0
Wednesday 14 April 2021 - 17:09
Palestina dan Covid 19:

Pedagang Jalur Gaza Masih Menunggu Vaksinasi Saat Ekonomi Melemah

Story Code : 927167
Gaza strip
Gaza strip'waiting for vccination as economy withers
Baru-baru ini diumumkan bahwa 7.000 pekerja Gaza akan diinokulasi dan dengan demikian akan diizinkan untuk melanjutkan pekerjaan mereka di Zionis Israel, yang menutup penyeberangannya dengan exclave sebagai akibat dari pandemi.

Sementara gelombang kedua mendorong otoritas Hamas yang mengendalikan Jalur Gaza untuk memberlakukan jam malam dan menutup sekolah dan institusi publik, vaksin yang telah terbukti efektif dalam mengurangi penyebaran virus masih di luar jangkauan.

Pada bulan Maret, daerah kantong menerima 2.000 bagian dari vaksin Pfizer dan 20.000 dosis Sputnik V. Rusia.

Pekan lalu, laporan menunjukkan bahwa Qatar akan membeli 14.000 dosis vaksin Pfizer untuk memvaksinasi 7.000 pedagang Gaza, yang sebelum wabah itu meletus, diizinkan melakukan perjalanan ke Israel untuk bekerja.

Masih Menunggu Vaksinnya
Tetapi Mohammed Ahmed, seorang Palestina berusia 49 tahun dari kota Khan Younes, yang seharusnya menjadi salah satu dari mereka yang menerima suntikan yang paling ditunggu-tunggu, mengatakan dia "tidak tahu," kapan penyuntikan pada akhirnya akan dilakukan.

Dan ini berarti bahwa Ahmed, serta pekerja konstruksi lain seperti dia, akan terus mengalami pengangguran yang parah.

"Saya dulu bekerja di banyak kota Zionis Israel, menghasilkan banyak uang yang memungkinkan keluarga saya hidup layak.
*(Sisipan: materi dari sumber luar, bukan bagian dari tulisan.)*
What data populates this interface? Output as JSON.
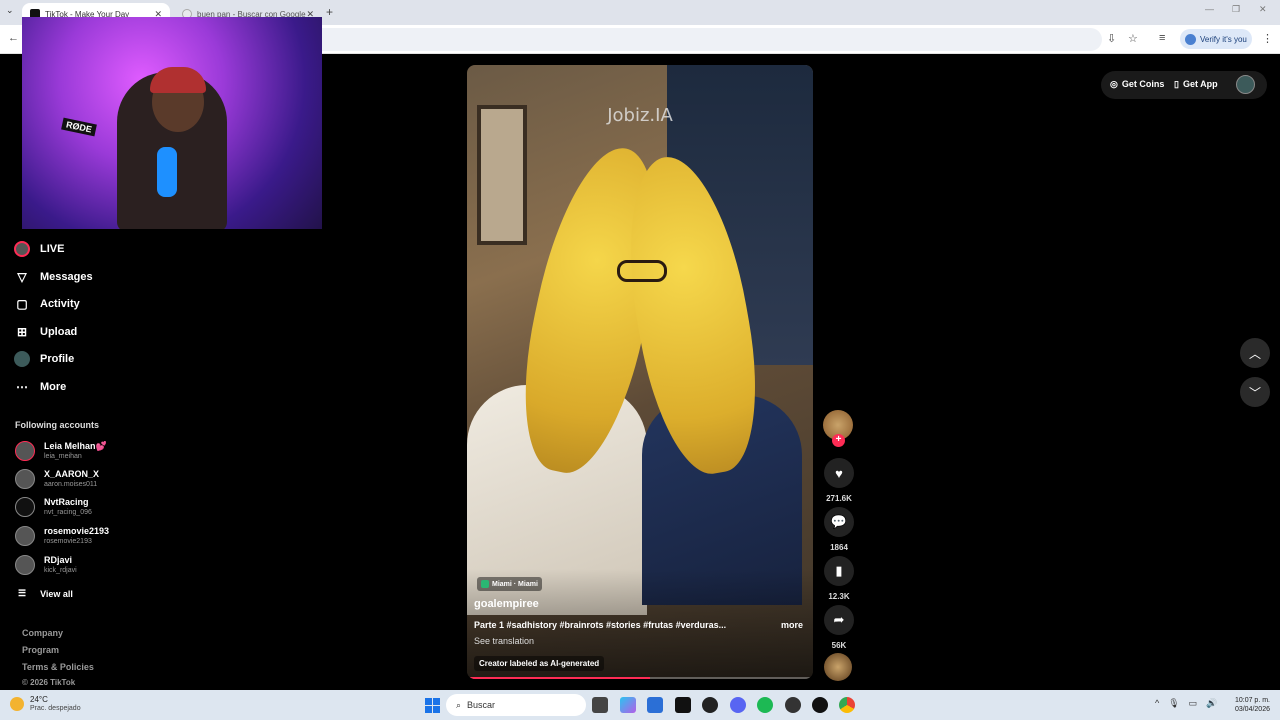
{
  "browser": {
    "tabs": [
      {
        "title": "TikTok - Make Your Day",
        "active": true
      },
      {
        "title": "buen pan - Buscar con Google",
        "active": false
      }
    ],
    "new_tab": "+",
    "verify_label": "Verify it's you"
  },
  "sidebar": {
    "items": [
      {
        "label": "LIVE",
        "icon": "live-icon"
      },
      {
        "label": "Messages",
        "icon": "messages-icon"
      },
      {
        "label": "Activity",
        "icon": "activity-icon"
      },
      {
        "label": "Upload",
        "icon": "upload-icon"
      },
      {
        "label": "Profile",
        "icon": "profile-icon"
      },
      {
        "label": "More",
        "icon": "more-icon"
      }
    ],
    "following_title": "Following accounts",
    "accounts": [
      {
        "name": "Leia Melhan💕",
        "handle": "leia_meihan"
      },
      {
        "name": "X_AARON_X",
        "handle": "aaron.moises011"
      },
      {
        "name": "NvtRacing",
        "handle": "nvt_racing_096"
      },
      {
        "name": "rosemovie2193",
        "handle": "rosemovie2193"
      },
      {
        "name": "RDjavi",
        "handle": "kick_rdjavi"
      }
    ],
    "view_all": "View all",
    "footer": [
      "Company",
      "Program",
      "Terms & Policies"
    ],
    "copyright": "© 2026 TikTok"
  },
  "video": {
    "watermark": "Jobiz.IA",
    "location": "Miami · Miami",
    "author": "goalempiree",
    "caption": "Parte 1 #sadhistory #brainrots #stories #frutas #verduras...",
    "more": "more",
    "see_translation": "See translation",
    "ai_label": "Creator labeled as AI-generated",
    "progress": 0.53
  },
  "actions": {
    "likes": "271.6K",
    "comments": "1864",
    "saves": "12.3K",
    "shares": "56K"
  },
  "topbar": {
    "get_coins": "Get Coins",
    "get_app": "Get App"
  },
  "taskbar": {
    "temp": "24°C",
    "weather": "Prac. despejado",
    "search": "Buscar",
    "time": "10:07 p. m.",
    "date": "03/04/2026"
  },
  "webcam": {
    "mic_brand": "RØDE"
  },
  "colors": {
    "accent": "#fe2c55",
    "background": "#000000"
  }
}
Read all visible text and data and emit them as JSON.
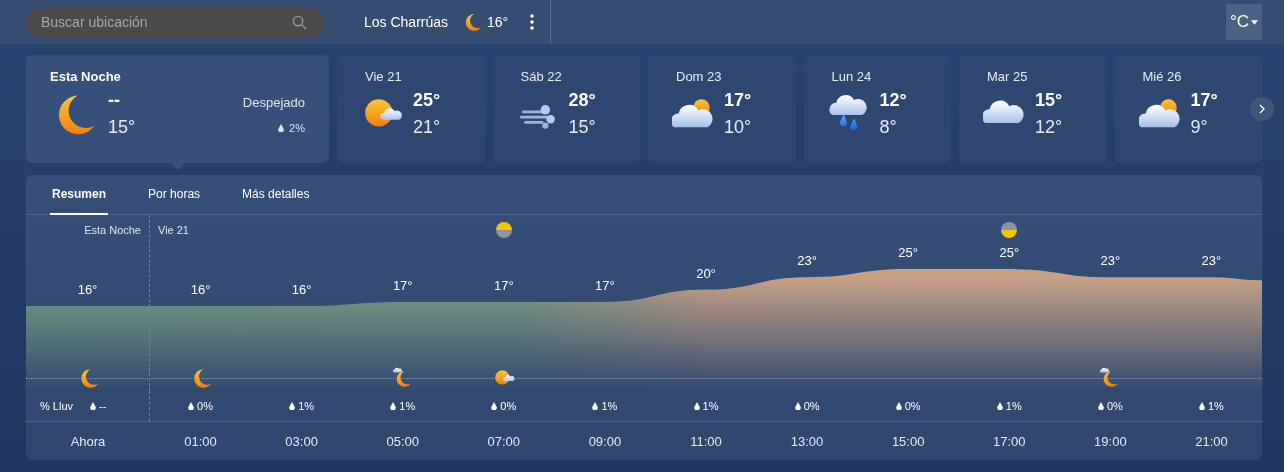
{
  "search": {
    "placeholder": "Buscar ubicación"
  },
  "location": {
    "name": "Los Charrúas",
    "kind": "moon",
    "temp": "16°"
  },
  "unit": {
    "label": "°C"
  },
  "today": {
    "title": "Esta Noche",
    "kind": "moon",
    "high": "--",
    "low": "15°",
    "condition": "Despejado",
    "rain": "2%"
  },
  "days": [
    {
      "label": "Vie 21",
      "kind": "sun-cloud",
      "high": "25°",
      "low": "21°"
    },
    {
      "label": "Sáb 22",
      "kind": "wind",
      "high": "28°",
      "low": "15°"
    },
    {
      "label": "Dom 23",
      "kind": "cloud-sun",
      "high": "17°",
      "low": "10°"
    },
    {
      "label": "Lun 24",
      "kind": "rain",
      "high": "12°",
      "low": "8°"
    },
    {
      "label": "Mar 25",
      "kind": "cloud",
      "high": "15°",
      "low": "12°"
    },
    {
      "label": "Mié 26",
      "kind": "cloud-sun",
      "high": "17°",
      "low": "9°"
    }
  ],
  "tabs": [
    {
      "label": "Resumen",
      "selected": true
    },
    {
      "label": "Por horas",
      "selected": false
    },
    {
      "label": "Más detalles",
      "selected": false
    }
  ],
  "chart_labels": [
    "Esta Noche",
    "Vie 21"
  ],
  "rain_label": "% Lluv",
  "hours": [
    {
      "time": "Ahora",
      "temp": "16°",
      "rain": "--",
      "kind": "moon"
    },
    {
      "time": "01:00",
      "temp": "16°",
      "rain": "0%",
      "kind": "moon"
    },
    {
      "time": "03:00",
      "temp": "16°",
      "rain": "1%"
    },
    {
      "time": "05:00",
      "temp": "17°",
      "rain": "1%",
      "kind": "moon-cloud"
    },
    {
      "time": "07:00",
      "temp": "17°",
      "rain": "0%",
      "kind": "sun-cloud",
      "marker": {
        "kind": "sunrise"
      }
    },
    {
      "time": "09:00",
      "temp": "17°",
      "rain": "1%"
    },
    {
      "time": "11:00",
      "temp": "20°",
      "rain": "1%"
    },
    {
      "time": "13:00",
      "temp": "23°",
      "rain": "0%"
    },
    {
      "time": "15:00",
      "temp": "25°",
      "rain": "0%"
    },
    {
      "time": "17:00",
      "temp": "25°",
      "rain": "1%",
      "marker": {
        "kind": "sunset"
      }
    },
    {
      "time": "19:00",
      "temp": "23°",
      "rain": "0%",
      "kind": "moon-cloud"
    },
    {
      "time": "21:00",
      "temp": "23°",
      "rain": "1%"
    }
  ]
}
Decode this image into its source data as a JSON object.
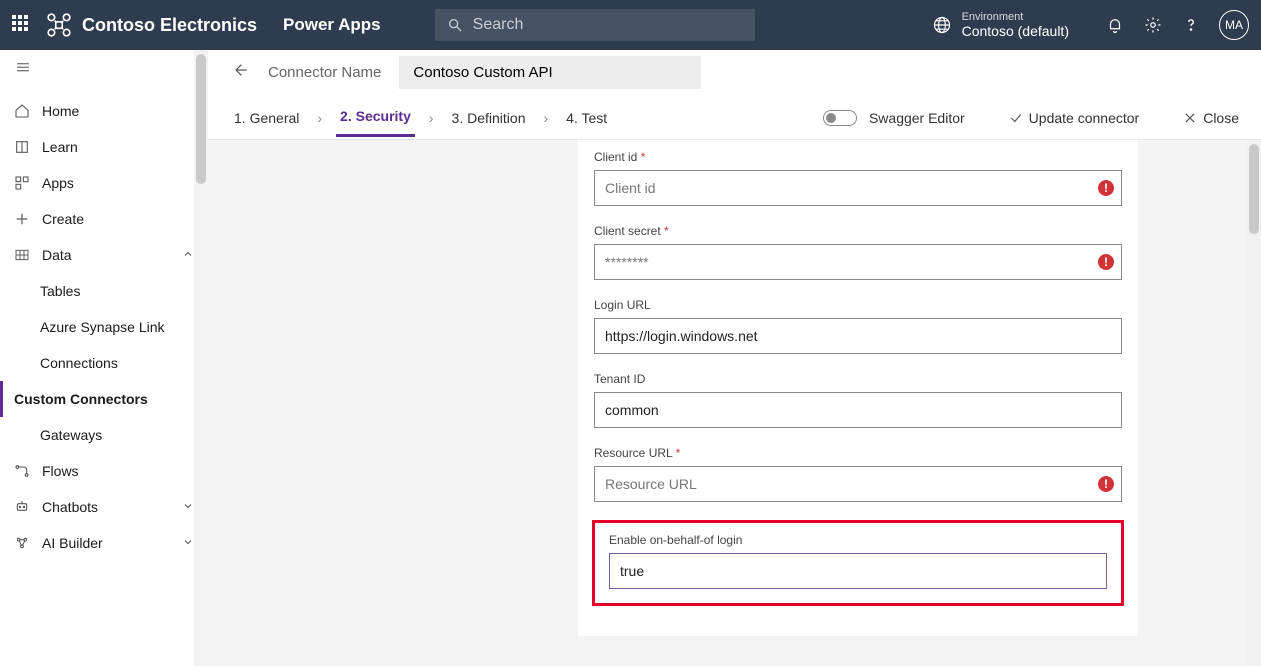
{
  "header": {
    "brand": "Contoso Electronics",
    "app": "Power Apps",
    "search_placeholder": "Search",
    "env_label": "Environment",
    "env_name": "Contoso (default)",
    "profile_initials": "MA"
  },
  "sidebar": {
    "items": [
      {
        "label": "Home"
      },
      {
        "label": "Learn"
      },
      {
        "label": "Apps"
      },
      {
        "label": "Create"
      },
      {
        "label": "Data",
        "expanded": true
      },
      {
        "label": "Tables",
        "sub": true
      },
      {
        "label": "Azure Synapse Link",
        "sub": true
      },
      {
        "label": "Connections",
        "sub": true
      },
      {
        "label": "Custom Connectors",
        "sub": true,
        "active": true
      },
      {
        "label": "Gateways",
        "sub": true
      },
      {
        "label": "Flows"
      },
      {
        "label": "Chatbots"
      },
      {
        "label": "AI Builder"
      }
    ]
  },
  "breadcrumb": {
    "label": "Connector Name",
    "value": "Contoso Custom API"
  },
  "wizard": {
    "steps": [
      "1. General",
      "2. Security",
      "3. Definition",
      "4. Test"
    ],
    "current_index": 1,
    "swagger": "Swagger Editor",
    "update": "Update connector",
    "close": "Close"
  },
  "form": {
    "client_id": {
      "label": "Client id",
      "placeholder": "Client id",
      "value": "",
      "required": true,
      "error": true
    },
    "client_secret": {
      "label": "Client secret",
      "placeholder": "********",
      "value": "",
      "required": true,
      "error": true
    },
    "login_url": {
      "label": "Login URL",
      "value": "https://login.windows.net",
      "required": false,
      "error": false
    },
    "tenant_id": {
      "label": "Tenant ID",
      "value": "common",
      "required": false,
      "error": false
    },
    "resource_url": {
      "label": "Resource URL",
      "placeholder": "Resource URL",
      "value": "",
      "required": true,
      "error": true
    },
    "obo": {
      "label": "Enable on-behalf-of login",
      "value": "true",
      "required": false,
      "error": false
    }
  }
}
Sekarang saya menganggur dan saya berjuang untuk memenuhi kebutuhan."

Ahmed kehilangan pekerjaannya sebagai pelukis dinding pada Maret 2020, tak lama setelah wabah virus korona, ketika Zionis Israel memutuskan untuk menutup perbatasan Erez dengan Jalur Gaza untuk mencegah penyebaran penyakit.

Ribuan pekerja Palestina, yang biasanya pergi ke Israel setiap minggu, tiba-tiba terputus dari sumber pendapatan mereka, dan Ahmed adalah salah satunya.

Menuntut Perubahan
Dalam upaya untuk mengubah situasi, dia bersama dengan pekerja lainnya, mencoba menekan majikan mereka dan pihak berwenang untuk mencari cara untuk memvaksinasi mereka.

Di Tepi Barat, tekanan itu membuahkan hasil, dan pada awal Maret Zionis Israel mulai memvaksinasi pekerja Otoritas Palestina yang melintasi perbatasan setiap hari.

Di Jalur Gaza tidak, terutama karena Israel takut memberikan konsesi kepada Hamas, yang dianggap sebagai organisasi teroris. Dan sementara semua orang masih berlarut-larut, kondisi ekonomi Jalur Gaza terus memburuk.

Menurut data resmi, pada kuartal kedua tahun 2020 tingkat pengangguran di Jalur Gaza mencapai 49,1 persen. Lebih dari satu juta dari 2.048 juta penduduknya hidup di bawah garis kemiskinan. Hampir 110.000 orang di 41.000 bisnis dari berbagai sektor ekonomi telah terpengaruh sepenuhnya atau sebagian oleh pandemi tersebut.

Ahmed mengalami kemiskinan sebelumnya. Dia mulai bekerja di Zionis Israel ketika dia berusia 18 tahun tetapi berhenti pada tahun 2006, setelah militan Gaza menangkap tentara Zionis Israel Gilad Shalit, mendorong pihak berwenang di Yerusalem untuk mencabut izin kerja pekerja Palestina.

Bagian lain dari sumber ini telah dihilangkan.